Pourquoi, malgré toutes les initiatives engagées, la réconciliation tarde à être effective ?

Il faut pouvoir situer ces initiatives engagées. Les ivoiriens et les acteurs politiques doivent être courageux. La réconciliation est un acte de courage. Il ne pas seulement surfer sur les aspects politiques. Ce n’est pas en nommant le fils de la région comme ministre que ces problèmes se règlent. Au contraire, les disparités politiques et la question de conflits va grandissant quand on nous essayons de gérer la nation sur des bases tribalistes ou de faire des calculs à partir du régionalisme ou encore à partir des relations ethniques parce que la Côte d’Ivoire se particularise par une pluralité ethnique. Déjà sur ce point, la réconciliation entre les ivoiriens n’est pas possible. Par contre, lorsque vous nommez un ministre qui a de la valeur et qui le mérite, il rassure. Que vous soyez du Nord, de l’Ouest, du Sud de l’Est ou du Centre, il y a un certain désir de démocratisation. Mettre les gens à leur place. Si le problème de la crise doit se limiter à des personnalités politiques auxquels il faut offrir des postes pour les contenter, nous n’aurons rien résolu. Beaucoup a été fait, cependant de mon point de vue son encore de l’ordre du politique. Je ne pense pas que les jeux du politicien peuvent régler les problèmes de la Côte d’Ivoire.

Pensez-vous que le retour de Laurent Gbagbo peut sceller la réconciliation, comme le pensent ses partisans ?

Le retour du président Laurent Gbagbo ne peut pas être l’élément exclusif qui pourra réconcilier les ivoiriens. La réconciliation est avant tout, les respects des droits des hommes.

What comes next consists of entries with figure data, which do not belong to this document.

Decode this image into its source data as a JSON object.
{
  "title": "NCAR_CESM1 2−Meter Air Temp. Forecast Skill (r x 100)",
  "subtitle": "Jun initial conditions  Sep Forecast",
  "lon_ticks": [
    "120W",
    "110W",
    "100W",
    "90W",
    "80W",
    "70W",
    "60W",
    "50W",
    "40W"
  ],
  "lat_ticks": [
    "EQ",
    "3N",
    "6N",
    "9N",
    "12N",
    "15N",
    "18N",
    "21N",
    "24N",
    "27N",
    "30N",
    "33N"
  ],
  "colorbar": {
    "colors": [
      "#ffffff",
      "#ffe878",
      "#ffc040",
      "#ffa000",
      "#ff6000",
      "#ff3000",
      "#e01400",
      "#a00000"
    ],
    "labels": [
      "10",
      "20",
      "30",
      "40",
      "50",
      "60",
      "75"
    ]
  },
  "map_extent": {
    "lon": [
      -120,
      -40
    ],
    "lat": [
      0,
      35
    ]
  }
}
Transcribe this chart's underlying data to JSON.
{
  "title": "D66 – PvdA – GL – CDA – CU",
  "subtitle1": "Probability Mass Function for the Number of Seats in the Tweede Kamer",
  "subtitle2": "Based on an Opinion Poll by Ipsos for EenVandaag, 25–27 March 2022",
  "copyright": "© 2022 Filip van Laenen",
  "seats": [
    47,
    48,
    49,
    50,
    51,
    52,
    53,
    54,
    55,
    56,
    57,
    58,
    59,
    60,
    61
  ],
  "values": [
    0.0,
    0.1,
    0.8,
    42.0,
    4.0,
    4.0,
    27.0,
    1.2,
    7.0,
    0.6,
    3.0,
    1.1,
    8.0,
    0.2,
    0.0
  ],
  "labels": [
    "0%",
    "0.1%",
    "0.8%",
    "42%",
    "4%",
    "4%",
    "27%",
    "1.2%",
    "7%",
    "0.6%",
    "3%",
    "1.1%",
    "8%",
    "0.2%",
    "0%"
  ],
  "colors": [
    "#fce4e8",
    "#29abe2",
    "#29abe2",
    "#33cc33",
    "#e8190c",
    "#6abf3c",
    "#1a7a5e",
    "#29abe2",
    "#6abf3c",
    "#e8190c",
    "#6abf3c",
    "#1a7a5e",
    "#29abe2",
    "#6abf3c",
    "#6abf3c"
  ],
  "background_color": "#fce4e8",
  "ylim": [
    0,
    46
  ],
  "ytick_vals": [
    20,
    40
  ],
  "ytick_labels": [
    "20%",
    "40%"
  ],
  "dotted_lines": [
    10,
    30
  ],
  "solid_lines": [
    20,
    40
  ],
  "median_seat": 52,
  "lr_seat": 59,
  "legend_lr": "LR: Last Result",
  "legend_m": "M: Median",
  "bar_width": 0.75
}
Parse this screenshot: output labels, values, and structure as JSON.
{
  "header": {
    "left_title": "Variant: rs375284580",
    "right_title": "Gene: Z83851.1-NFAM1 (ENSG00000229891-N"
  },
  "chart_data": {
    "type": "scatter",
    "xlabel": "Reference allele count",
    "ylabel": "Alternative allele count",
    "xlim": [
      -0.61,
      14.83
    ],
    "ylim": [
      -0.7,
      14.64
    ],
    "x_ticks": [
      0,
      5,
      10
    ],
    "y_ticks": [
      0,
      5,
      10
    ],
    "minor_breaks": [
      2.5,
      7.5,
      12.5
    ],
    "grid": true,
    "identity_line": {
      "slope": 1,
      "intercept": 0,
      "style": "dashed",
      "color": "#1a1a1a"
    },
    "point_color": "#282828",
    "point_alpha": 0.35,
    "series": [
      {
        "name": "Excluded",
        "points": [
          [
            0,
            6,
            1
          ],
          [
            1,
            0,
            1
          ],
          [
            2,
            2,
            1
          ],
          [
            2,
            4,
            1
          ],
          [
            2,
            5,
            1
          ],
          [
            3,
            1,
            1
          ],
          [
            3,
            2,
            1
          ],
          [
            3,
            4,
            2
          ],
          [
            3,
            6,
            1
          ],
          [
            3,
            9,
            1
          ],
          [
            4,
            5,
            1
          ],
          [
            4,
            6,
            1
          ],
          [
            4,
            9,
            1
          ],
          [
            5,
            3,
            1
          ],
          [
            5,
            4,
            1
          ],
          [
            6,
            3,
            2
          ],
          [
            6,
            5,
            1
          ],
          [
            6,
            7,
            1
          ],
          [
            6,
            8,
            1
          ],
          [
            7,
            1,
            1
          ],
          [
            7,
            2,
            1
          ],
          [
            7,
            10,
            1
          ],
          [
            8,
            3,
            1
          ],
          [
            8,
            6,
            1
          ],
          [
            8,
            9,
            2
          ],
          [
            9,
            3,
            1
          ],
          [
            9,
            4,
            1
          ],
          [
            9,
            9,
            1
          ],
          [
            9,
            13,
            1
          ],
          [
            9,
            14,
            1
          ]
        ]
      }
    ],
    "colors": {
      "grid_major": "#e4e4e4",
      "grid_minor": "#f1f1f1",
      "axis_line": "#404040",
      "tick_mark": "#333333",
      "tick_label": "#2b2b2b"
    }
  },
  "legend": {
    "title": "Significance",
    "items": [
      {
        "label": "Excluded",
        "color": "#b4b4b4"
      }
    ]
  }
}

C’est l’accès à tous de façon égalitaire aux compétitions économiques, aux marchés de travail, aux structures de soins, aux richesses produites par la société. La réconciliation est un ensemble d’éléments qui participent à l’expérience de la réconciliation. On ne peut donc pas limiter la réconciliation par des jeux politiques. Le côté politique me semble ici être l’Iceberg. En effet, c’est la chose la plus visible. Mais il y a des côtés souterrains qui sont négligés. Une étude sociologique doit être faite pour faire ressortir ces éléments. En tout état de cause, les présidents Alassane Ouattara, Henri Konan Bédié et Laurent Gbagbo sont des acteurs qui comptent dans la réconciliation nationale. Les partisans de chaque camp sont donc engagés à trouver un compromis du vivre ensemble. De ce fait, le retour de Laurent Gbagbo peut être un déclencheur de la réconciliation. D’un côté, Il faut que les acteurs s’engagent dans la perspective de devenir une nation et non pas dans celle de venir reprendre une place qui a été ôtée par l’autre, en ce moment-là, vous entrez à nouveau dans le conflit. De l’autre côté, il faut également accepter de démocratiser l’accès au pouvoir.

Au-delà de tout ceci, que voulons-nous pour la Côte d’ Ivoire ?

C’est une question fondamentale. Que faire pour que les Ivoiriens réapprennent à vivre ensemble ? Déjà, il faut aller au-delà de faire revenir un acteur politique. Nous devons surfer sur des valeurs. Avoir la vision d’être une nation doit préoccuper chacun des ivoiriens. On ne peut pas s’en sortir si l’on ne veut pas être une nation. C’est l’intérêt général qu’il faut consolider aujourd’hui. Au-delà de tout, en France, au temps des socialistes, l’intérêt de la France a dominé. Il y a certes des conflits d’idéologie politiques, mais pas de conflits lorsqu’il s’agit des intérêts français. Il faut que tous, nous comprenons qu’il faut nécessairement aller à la construction de la nation ivoirienne.